1969 was truly the “summer of love” and turmoil, and that included the Stonewall Uprising. For me, your cub reporter, just having arrived fresh out of my Midwest college, with no money and no job, I was thrown into the upheaval that was New York, looking for a job as an architecture apprentice. To my good fortune, Tony Hoffman, a college friend of my older brother, offered me roommate status at 7th Av. and 13th St., and I remember many debates and demonstrations about the war in Vietnam, civil rights, and gay rights in the public squares of Greenwich Village. Later that summer, I married my college sweetheart, and we talked about going to Woodstock for the music festival; but without money or a place to stay upstate, and thunderstorms in the forecast, we stayed in the city. A very memorable time.
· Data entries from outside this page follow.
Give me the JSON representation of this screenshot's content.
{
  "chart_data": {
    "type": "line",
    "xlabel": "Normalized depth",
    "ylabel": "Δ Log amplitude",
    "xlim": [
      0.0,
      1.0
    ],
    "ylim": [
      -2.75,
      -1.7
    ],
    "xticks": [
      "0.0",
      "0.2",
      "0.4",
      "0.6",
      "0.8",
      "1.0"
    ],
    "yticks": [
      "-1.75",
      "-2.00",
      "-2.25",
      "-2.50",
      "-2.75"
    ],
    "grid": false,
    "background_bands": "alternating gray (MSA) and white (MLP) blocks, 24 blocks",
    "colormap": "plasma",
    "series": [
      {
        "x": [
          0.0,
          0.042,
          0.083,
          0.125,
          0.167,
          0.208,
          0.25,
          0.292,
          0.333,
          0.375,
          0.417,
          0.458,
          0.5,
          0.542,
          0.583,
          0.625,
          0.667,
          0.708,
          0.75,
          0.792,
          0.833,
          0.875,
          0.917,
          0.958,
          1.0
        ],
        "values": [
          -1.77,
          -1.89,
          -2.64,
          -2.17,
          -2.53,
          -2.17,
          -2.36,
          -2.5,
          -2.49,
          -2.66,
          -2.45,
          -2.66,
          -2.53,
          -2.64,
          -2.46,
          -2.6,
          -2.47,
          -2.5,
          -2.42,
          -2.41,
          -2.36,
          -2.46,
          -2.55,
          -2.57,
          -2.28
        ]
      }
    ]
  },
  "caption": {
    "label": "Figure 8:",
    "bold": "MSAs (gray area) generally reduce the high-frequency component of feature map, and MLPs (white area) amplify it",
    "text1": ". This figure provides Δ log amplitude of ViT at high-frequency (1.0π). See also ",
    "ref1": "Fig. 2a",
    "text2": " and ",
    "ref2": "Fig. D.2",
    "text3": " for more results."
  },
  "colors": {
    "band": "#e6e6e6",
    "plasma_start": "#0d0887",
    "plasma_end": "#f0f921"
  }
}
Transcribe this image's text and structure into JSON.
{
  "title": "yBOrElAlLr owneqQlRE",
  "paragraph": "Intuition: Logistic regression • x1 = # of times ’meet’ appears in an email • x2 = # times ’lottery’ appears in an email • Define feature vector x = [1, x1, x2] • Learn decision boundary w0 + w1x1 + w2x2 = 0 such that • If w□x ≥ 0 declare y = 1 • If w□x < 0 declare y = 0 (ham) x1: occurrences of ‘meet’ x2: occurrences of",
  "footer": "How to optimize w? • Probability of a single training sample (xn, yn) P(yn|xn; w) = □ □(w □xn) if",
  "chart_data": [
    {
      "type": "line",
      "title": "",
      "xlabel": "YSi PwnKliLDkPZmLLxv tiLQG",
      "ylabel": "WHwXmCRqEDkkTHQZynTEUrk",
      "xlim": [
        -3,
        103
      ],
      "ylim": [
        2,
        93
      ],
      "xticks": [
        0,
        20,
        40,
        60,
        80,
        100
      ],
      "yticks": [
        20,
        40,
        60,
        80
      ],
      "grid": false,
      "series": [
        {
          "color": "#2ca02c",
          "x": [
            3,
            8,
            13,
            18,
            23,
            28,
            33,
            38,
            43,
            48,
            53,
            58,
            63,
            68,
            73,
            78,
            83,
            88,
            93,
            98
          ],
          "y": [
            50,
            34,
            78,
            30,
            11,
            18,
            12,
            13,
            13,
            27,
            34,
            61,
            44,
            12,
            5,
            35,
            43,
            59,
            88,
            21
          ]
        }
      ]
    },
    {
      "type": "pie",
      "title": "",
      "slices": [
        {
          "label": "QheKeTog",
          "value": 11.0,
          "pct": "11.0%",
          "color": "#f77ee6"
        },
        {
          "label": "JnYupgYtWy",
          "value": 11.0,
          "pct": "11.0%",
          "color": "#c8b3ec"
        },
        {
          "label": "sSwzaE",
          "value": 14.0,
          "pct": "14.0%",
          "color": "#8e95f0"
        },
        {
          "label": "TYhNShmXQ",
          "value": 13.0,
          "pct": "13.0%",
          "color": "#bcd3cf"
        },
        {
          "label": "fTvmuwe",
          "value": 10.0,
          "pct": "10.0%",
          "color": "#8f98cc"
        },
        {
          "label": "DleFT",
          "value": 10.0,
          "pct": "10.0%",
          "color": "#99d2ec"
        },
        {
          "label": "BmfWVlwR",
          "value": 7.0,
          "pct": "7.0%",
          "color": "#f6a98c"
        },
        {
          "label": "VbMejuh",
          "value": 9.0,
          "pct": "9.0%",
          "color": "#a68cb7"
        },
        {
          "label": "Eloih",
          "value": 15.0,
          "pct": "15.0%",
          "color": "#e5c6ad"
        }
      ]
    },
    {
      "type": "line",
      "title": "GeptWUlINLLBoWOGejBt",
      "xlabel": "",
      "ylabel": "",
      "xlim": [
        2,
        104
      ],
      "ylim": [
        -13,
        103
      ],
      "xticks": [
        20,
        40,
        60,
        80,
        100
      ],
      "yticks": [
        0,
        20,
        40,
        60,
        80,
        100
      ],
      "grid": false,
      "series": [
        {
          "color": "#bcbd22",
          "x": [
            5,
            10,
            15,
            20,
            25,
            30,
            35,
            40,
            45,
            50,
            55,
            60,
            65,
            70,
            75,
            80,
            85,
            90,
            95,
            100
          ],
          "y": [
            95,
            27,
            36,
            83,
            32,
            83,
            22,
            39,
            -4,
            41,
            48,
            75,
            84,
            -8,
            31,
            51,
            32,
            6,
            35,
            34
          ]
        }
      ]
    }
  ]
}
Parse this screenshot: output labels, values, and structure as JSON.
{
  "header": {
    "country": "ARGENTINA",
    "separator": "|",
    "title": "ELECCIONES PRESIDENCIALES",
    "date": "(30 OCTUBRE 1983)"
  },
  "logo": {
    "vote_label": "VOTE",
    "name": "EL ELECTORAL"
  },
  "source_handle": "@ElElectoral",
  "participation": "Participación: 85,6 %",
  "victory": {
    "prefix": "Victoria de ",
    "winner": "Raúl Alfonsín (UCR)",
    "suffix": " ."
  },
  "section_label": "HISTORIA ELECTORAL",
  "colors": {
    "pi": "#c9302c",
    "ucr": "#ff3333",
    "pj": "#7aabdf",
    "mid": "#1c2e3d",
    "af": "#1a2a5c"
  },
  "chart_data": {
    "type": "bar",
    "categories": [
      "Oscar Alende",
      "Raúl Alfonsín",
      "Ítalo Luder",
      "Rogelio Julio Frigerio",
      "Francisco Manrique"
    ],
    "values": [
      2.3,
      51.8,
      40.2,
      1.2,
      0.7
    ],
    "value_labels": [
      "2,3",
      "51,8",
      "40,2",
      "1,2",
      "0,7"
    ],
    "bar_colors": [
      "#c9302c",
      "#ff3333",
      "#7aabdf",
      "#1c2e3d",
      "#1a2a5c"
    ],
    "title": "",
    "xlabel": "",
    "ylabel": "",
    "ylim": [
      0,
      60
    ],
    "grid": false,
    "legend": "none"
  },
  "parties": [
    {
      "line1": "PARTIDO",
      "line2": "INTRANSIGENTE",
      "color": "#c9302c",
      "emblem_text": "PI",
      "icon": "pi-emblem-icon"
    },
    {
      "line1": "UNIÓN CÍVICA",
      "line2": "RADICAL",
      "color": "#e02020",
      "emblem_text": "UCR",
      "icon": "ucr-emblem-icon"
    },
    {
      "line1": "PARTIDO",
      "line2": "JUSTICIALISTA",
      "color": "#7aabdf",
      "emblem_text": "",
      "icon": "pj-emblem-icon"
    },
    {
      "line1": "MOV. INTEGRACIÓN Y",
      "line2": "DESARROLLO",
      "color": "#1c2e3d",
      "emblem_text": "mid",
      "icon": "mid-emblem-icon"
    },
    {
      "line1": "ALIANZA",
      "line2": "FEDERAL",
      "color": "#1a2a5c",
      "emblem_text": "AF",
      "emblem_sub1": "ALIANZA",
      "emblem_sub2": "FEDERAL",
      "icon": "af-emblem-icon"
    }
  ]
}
The existing Stonewall Inn building is actually a transformation that took place in the 1930’s, as the owners combined the two previously separate structures at 51 & 53 Christopher into one commercial facility for the use as a restaurant. Today, we see the unifying brickwork around arched doorways and large picture plate glass windows on the first floor, and stucco applied to the upper story surrounding small casement windows with flower boxes, with Stonewall Inn at No. 53, and the QQ Salon at No. 51.

Now, let’s go back in time to see why these two structures were able to be combined and were accommodating to the new uses, and why this fits our theme When Horses Ruled NYC.

No. 51 was originally built in 1843 as a two-story stable for A. Voorhis, and had a third floor added in 1898, only to be reduced to two stories again in 1930.

No. 53 was a stable built in 1846 for Mark Spencer, whose country mansion stood at the northwest end of the block (which at that time extended to West Fourth and West Tenth Streets, since there was no Seventh Avenue there).

So there we had two stables, probably arranged in typical fashion with large central carriage doors with smaller passenger doors at their side, all right at the street level for carriages to roll into them. Then when new unnamed owners bought the stables in 1930, they were able to put picture windows in the wide openings, and reconfigure the first floor as one contiguous space, easily accessible from the sidewalk. Separate passenger doors still lead to stairs for the upper floors.

These little buildings have seen many changes to the cityscape and cultural norms, and have adapted to the changing times, an admirable trait that serves them and us well.